天才魔草薬師を名乗る少女と、下僕になった四天王最弱の魔王

天ヶ瀬翠

幼き少女に囚われた元魔王様

第1話 囚われの四天魔王

 魔術を根底とした文明が築かれた世界〝エルピス〟。


 人間を初めとする生物は体内に魔力を宿し、自然に干渉しながら繁栄してきた。時には魔力によって齎される現象……〝魔術〟を用いて争い合うこともあった。


 五十年前、世界を一変させる争いが起きた。エルピスとは別の時空に存在する世界からの侵略……通称〝魔族襲来〟と呼ばれる事件が起きた。


 襲来者である魔族は、体の九割が魔力で出来ており、エルピスの生物からすれば無尽蔵に等しい魔力を有していた。加えて、強力な魔術を少量の魔力で発動できる〝濃度が高い魔力〟を体内に宿していた。


 魔術において、魔族に勝てる生物はエルピスに存在しなかった。とりわけ魔術に長けた人間が知恵や道具を駆使して抗ったが、絶え間なく放たれる魔術と無慈悲な侵略を止めることができなかった。


 結果として〝四天魔王〟と呼ばれる四体の魔族を中心に、エルピスの三割が一月も経たずに魔族によって支配された。


 人間は力を合わせ、対魔族組織〝ギルド〟を結成した。各地で魔族に対抗するための情報と戦力を集結させ、戦略によって抗した。しかし、侵略を食い止めるのがやっとであり、奪還に至るまでの道は遠かった。
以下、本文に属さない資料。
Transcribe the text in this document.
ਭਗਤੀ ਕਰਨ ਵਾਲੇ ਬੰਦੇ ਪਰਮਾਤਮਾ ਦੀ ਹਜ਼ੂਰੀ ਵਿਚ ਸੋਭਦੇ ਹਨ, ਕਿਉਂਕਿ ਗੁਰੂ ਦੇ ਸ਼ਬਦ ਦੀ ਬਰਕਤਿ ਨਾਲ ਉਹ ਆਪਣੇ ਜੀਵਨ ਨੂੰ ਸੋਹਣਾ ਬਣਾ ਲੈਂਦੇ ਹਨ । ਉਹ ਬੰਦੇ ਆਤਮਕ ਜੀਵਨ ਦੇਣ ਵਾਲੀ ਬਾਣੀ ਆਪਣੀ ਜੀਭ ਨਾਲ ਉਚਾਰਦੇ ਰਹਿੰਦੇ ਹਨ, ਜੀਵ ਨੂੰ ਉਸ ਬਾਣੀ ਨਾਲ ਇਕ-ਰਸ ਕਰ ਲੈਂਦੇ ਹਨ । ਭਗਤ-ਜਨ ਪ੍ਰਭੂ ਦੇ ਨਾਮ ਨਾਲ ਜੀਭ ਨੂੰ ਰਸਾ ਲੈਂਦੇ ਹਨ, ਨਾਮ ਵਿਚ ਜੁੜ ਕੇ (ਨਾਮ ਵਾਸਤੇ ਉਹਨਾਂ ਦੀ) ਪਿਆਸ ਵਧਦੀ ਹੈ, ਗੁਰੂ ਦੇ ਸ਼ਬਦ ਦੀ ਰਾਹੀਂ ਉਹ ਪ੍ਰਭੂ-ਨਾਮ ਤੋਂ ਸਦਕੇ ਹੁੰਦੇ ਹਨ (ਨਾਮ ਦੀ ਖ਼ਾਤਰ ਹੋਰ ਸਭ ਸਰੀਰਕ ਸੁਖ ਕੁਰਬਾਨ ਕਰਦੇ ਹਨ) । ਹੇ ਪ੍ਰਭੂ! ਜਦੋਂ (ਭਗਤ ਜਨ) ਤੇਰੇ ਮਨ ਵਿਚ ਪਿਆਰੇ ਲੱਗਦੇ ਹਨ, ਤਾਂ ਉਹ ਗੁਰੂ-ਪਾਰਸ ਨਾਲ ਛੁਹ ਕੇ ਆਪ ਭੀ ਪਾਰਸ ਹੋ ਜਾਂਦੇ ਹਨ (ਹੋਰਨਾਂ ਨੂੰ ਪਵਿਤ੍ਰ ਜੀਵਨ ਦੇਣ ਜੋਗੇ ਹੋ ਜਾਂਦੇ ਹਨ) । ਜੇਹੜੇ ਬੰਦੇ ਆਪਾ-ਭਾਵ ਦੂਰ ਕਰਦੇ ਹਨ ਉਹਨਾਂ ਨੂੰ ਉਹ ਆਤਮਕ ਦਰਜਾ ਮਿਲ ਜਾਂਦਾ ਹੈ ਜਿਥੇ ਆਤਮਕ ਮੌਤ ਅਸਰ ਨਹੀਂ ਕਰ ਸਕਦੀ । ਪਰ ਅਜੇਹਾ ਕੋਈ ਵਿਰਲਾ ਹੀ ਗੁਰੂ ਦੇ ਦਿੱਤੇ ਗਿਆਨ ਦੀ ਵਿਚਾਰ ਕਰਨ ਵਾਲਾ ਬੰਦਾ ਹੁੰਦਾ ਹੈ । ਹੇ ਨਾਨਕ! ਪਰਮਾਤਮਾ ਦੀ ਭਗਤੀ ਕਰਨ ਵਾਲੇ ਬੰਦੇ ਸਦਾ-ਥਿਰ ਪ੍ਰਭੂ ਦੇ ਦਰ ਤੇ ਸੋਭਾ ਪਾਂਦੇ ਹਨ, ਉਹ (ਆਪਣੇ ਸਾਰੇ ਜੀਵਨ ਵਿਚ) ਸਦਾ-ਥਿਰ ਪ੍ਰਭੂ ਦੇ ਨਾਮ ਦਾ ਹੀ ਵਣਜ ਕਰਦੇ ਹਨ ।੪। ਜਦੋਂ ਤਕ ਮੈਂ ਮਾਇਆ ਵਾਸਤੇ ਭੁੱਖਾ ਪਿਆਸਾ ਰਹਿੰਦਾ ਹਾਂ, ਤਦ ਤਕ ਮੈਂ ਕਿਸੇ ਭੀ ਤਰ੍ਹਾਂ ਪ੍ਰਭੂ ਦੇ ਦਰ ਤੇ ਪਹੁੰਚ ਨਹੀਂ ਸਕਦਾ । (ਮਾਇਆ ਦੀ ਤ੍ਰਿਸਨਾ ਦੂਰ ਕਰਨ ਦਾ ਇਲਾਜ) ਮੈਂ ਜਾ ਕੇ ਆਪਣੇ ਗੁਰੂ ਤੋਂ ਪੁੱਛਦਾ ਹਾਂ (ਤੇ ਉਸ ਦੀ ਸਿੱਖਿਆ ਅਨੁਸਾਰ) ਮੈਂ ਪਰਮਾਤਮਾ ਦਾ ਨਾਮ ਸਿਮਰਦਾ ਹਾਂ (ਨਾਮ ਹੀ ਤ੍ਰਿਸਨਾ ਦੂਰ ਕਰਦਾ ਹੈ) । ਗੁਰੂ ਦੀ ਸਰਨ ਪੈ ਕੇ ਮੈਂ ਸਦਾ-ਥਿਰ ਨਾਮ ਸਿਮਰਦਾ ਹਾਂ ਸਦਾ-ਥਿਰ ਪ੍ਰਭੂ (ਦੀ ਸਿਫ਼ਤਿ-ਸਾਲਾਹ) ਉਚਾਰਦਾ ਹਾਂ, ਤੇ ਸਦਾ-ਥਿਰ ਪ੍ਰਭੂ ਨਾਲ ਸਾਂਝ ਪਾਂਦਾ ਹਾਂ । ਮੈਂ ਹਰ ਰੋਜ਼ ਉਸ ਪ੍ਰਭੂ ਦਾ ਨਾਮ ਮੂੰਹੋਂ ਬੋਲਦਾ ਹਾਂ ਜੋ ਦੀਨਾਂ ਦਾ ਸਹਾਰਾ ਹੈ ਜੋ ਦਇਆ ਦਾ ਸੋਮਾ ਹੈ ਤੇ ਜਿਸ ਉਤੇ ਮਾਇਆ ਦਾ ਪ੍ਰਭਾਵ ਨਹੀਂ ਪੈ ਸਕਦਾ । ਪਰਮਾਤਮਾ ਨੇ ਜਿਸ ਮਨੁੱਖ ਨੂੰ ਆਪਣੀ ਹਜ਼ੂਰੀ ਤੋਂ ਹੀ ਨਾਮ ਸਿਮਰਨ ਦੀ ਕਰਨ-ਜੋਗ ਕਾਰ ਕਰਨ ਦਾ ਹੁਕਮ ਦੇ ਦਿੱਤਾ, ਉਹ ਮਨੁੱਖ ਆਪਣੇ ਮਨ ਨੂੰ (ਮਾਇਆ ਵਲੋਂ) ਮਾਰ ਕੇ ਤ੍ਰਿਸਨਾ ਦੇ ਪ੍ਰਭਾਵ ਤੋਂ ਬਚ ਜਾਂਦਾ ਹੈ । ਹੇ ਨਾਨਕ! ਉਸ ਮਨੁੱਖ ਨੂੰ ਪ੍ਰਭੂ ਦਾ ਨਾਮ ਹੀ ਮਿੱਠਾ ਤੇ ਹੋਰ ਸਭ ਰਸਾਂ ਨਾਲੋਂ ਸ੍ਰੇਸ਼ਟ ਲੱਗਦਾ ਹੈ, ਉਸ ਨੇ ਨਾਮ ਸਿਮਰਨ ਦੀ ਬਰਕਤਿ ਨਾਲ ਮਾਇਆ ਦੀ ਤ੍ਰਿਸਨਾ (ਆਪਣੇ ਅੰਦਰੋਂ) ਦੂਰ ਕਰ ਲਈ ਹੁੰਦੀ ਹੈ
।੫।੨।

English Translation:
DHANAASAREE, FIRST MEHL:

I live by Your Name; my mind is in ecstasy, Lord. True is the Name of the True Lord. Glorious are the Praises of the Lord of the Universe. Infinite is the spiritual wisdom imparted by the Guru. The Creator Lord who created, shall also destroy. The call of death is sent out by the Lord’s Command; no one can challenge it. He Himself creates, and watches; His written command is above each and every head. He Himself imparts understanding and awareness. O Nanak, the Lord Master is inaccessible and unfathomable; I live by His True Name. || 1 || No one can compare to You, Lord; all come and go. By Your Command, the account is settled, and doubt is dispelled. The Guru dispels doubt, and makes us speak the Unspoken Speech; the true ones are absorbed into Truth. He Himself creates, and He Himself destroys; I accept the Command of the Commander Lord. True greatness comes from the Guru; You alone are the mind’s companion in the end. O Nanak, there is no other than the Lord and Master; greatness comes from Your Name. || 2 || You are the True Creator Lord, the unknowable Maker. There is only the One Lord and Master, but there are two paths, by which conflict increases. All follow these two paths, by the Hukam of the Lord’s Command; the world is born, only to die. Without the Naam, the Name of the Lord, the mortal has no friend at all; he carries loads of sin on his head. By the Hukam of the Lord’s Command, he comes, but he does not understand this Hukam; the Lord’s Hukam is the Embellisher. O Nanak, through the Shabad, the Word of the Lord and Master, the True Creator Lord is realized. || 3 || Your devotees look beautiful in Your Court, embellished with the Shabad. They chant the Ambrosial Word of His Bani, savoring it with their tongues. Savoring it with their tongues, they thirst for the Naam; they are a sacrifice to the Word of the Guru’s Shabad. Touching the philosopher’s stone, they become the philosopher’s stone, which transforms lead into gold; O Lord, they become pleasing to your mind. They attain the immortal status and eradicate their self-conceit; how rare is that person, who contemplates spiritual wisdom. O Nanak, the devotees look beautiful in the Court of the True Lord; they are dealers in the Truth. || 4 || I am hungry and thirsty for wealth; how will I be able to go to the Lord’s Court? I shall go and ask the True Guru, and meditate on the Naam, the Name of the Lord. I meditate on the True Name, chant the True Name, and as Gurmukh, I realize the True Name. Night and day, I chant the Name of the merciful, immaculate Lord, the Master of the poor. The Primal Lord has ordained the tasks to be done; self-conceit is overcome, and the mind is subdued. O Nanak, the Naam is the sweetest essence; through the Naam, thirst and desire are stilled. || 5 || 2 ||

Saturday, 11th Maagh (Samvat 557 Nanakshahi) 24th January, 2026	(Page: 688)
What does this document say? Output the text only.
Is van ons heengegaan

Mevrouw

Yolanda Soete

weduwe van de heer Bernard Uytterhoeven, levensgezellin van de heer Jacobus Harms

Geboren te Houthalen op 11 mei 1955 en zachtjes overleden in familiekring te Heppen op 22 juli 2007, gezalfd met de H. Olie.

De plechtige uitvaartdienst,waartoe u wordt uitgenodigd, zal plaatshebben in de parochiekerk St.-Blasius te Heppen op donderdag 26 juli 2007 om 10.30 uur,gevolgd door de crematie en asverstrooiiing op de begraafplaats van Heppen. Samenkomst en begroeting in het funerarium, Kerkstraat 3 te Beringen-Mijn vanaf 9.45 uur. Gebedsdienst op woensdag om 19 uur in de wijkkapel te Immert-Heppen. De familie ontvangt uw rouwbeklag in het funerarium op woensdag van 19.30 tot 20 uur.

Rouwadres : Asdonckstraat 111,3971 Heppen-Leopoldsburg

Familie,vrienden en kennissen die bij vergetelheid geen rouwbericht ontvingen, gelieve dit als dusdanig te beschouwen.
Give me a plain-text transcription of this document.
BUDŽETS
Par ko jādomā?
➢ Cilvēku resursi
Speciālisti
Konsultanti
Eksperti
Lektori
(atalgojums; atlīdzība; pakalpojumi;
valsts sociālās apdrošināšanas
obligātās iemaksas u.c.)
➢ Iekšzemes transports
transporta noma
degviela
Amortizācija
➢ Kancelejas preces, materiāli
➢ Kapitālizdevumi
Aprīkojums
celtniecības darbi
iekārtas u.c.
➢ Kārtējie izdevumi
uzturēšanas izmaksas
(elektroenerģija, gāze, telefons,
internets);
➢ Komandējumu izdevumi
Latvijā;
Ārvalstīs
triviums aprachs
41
 魔族支配から五十年と数カ月経ったある日、歴史が変わりかねない事件が起きていた。


 エルピスを恐怖に陥れた四天魔王の一人――イグナーツ=エフェンベルクが人間に捕らえられたのである。


 イグナーツは森林の中に難攻不落の城を構え、攻めてきた人間をことごとく返り討ちにした。侵略した土地や殺した人間の人数は、他の四天魔王に比べて極端に少ない。だが、彼に傷を付けた者はまだ誰もいないと言われているほどの堅牢さがあった。


 そんな彼を捉えたのは、十代半ばの少女であった。




 少女はイグナーツを見下ろして、仁王立ちで立つ。

 頭の右側で結いだ金色の髪を手で払い、白衣に両手を入れ、彼女は威張るような顔をして言い放った。


「私の下僕にならない?」


 あまりにも傲岸不遜な態度と言葉に、イグナーツの青い瞳が点になった。殺すでもなく、仲間の情報を差し出せでもない。その少女は下僕になれと言った。


「俺が……お前の……下僕?」

「そう。あなたは、私の、下僕。手下でもいいよ」

「いや、そういう問題じゃないんだが」


 怯えることなく、恐れることなく、かといって怒りや憎悪に染まっている訳でもない。少女のエメラルドグリーンの瞳は、まっすぐイグナーツを見つめている。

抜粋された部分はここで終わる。